The QuDye Protein Quantification kit includes all required reagents to quantitate protein except of deionized water. The range of initial protein concentration for measurements with a fluorometer is 12.5-5000 µg/ml. The whole procedure is described step by step below:
Step 1.
Depending on the assay number in the kit, it includes whether 10x concentrate or 1x ready-to-use Protein quantification buffer. If you have a 1x solution, pass it to the next step. If you have 10x concentrate buffer, prepare the 1x Protein quantification buffer by diluting the 10x concentrate 1:10 with deionized water.
You will need 200 μL of Protein quantification buffer for each of the three standards and each sample. For instance, you are going to measure the protein concentration of 3 samples. In such a case, you should prepare 200 μL * 3 standards + 200 μL * 3 samples + 200 μL to include pipetting inaccuracies = 1400 μL of Protein quantification buffer. Mix 140 μL of 10x Protein quantification buffer concentrate and 1260 μL of deionized water.
Step 2.
Prepare the QuDye working solution (only in plastic, never in glass tube) by diluting the 200x QuDye concentrate reagent 1:200 with 1x Protein quantification buffer (Use whether 1x ready-to-use Protein quantification buffer included in the kit or diluted 10x buffer from Step 1). You will need about 200 μL of QuDye working solution for each of the three standards and each sample.
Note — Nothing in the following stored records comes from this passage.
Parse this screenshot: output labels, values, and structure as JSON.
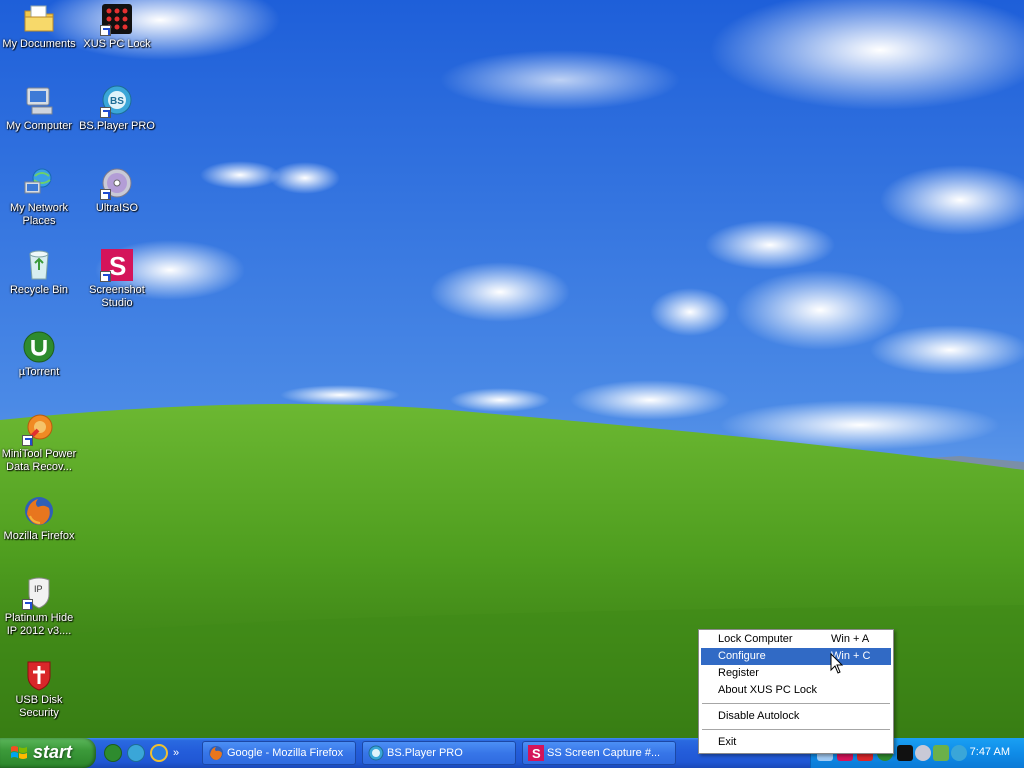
{
  "desktop": {
    "icons": [
      {
        "label": "My Documents",
        "icon": "folder-icon"
      },
      {
        "label": "XUS PC Lock",
        "icon": "dice-lock-icon"
      },
      {
        "label": "My Computer",
        "icon": "computer-icon"
      },
      {
        "label": "BS.Player PRO",
        "icon": "bs-player-icon"
      },
      {
        "label": "My Network\nPlaces",
        "icon": "network-icon"
      },
      {
        "label": "UltraISO",
        "icon": "disc-icon"
      },
      {
        "label": "Recycle Bin",
        "icon": "recycle-bin-icon"
      },
      {
        "label": "Screenshot\nStudio",
        "icon": "screenshot-studio-icon"
      },
      {
        "label": "µTorrent",
        "icon": "utorrent-icon"
      },
      {
        "label": "MiniTool Power\nData Recov...",
        "icon": "minitool-icon"
      },
      {
        "label": "Mozilla Firefox",
        "icon": "firefox-icon"
      },
      {
        "label": "Platinum Hide\nIP 2012 v3....",
        "icon": "hide-ip-icon"
      },
      {
        "label": "USB Disk\nSecurity",
        "icon": "usb-shield-icon"
      }
    ]
  },
  "taskbar": {
    "start_label": "start",
    "quick_launch_more": "»",
    "tasks": [
      {
        "label": "Google - Mozilla Firefox",
        "icon": "firefox-icon"
      },
      {
        "label": "BS.Player PRO",
        "icon": "bs-player-icon"
      },
      {
        "label": "SS Screen Capture #...",
        "icon": "screenshot-studio-icon"
      }
    ],
    "clock": "7:47 AM"
  },
  "context_menu": {
    "items": [
      {
        "label": "Lock Computer",
        "shortcut": "Win + A"
      },
      {
        "label": "Configure",
        "shortcut": "Win + C",
        "selected": true
      },
      {
        "label": "Register",
        "shortcut": ""
      },
      {
        "label": "About XUS PC Lock",
        "shortcut": ""
      },
      {
        "label": "Disable Autolock",
        "shortcut": ""
      },
      {
        "label": "Exit",
        "shortcut": ""
      }
    ]
  },
  "colors": {
    "sky": "#3a6fd8",
    "grass": "#4f9e1f",
    "taskbar": "#245edb",
    "start": "#3c9a3a",
    "tray": "#0f8ce8",
    "menu_highlight": "#316ac5"
  }
}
For instance, you are going to measure the protein concentration of 3 samples. In such a case, you should prepare the following amounts of dye working solution: 200 μL * 3 standards + 200 μL * 3 samples + 200 μL to include pipetting inaccuracies = 1400 μL of QuDye working solution. Mix 1393 μL of 1х Protein quantification buffer and 7 μL of 200x QuDye reagent.
Step 3.
Prepare standards: mix 190 μL of prepared in Step 2 QuDye working solution and 10 μL of standard in a thin-walled and optical-transparent 0.5 ml tube. In total, you must prepare 3 standard solutions.
Prepare samples: mix 180-199 µL of prepared in Step 2 QuDye working solution and 20-1 µL of sample. To maintain accuracy, avoid pipetting very small volumes while sample diluting. The initial sample concentration must be within the range of 12.5 μg/mL to 5000 µg/mL.
Vortex all tubes for 2-3 seconds and incubate the tubes for 15 minutes at room temperature.
For instance, you need to measure the sample concentration in the range: 5000 µg/mL and 12.5 μg/mL. Dilute a sample with a concentration of 5000 µg/mL 200-fold: mix 199 µL of QuDye working solution and 1 µL of the sample. The sample with a concentration of 12.5 μg/mL should be diluted 10-fold: mix 180 µL of QuDye working solution and 20 µL of sample. This approach will give the most accurate results of protein quantitation.
The next steps should be carried out according to the instructions of the fluorometer. Depending on the version of the fluorometer, the names of menu items may differ from those specified below (specified for fluorometer 1):
2) With each preparation of the QuDye working solution, you must calibrate the fluorometer. Select "Run new calibration" and press "Go".
3) Insert the tube containing Standard #1 into the sample chamber, close the lid, then press "Go". When the reading is complete (~3 seconds), remove Standard #1.
Insert the tube containing Standard #2 into the sample chamber, close the lid, then press"Go". When the reading is complete, remove Standard #2.
Insert the tube containing Standard #3 into the sample chamber, close the lid, then press"Go". When the reading is complete, remove Standard #3.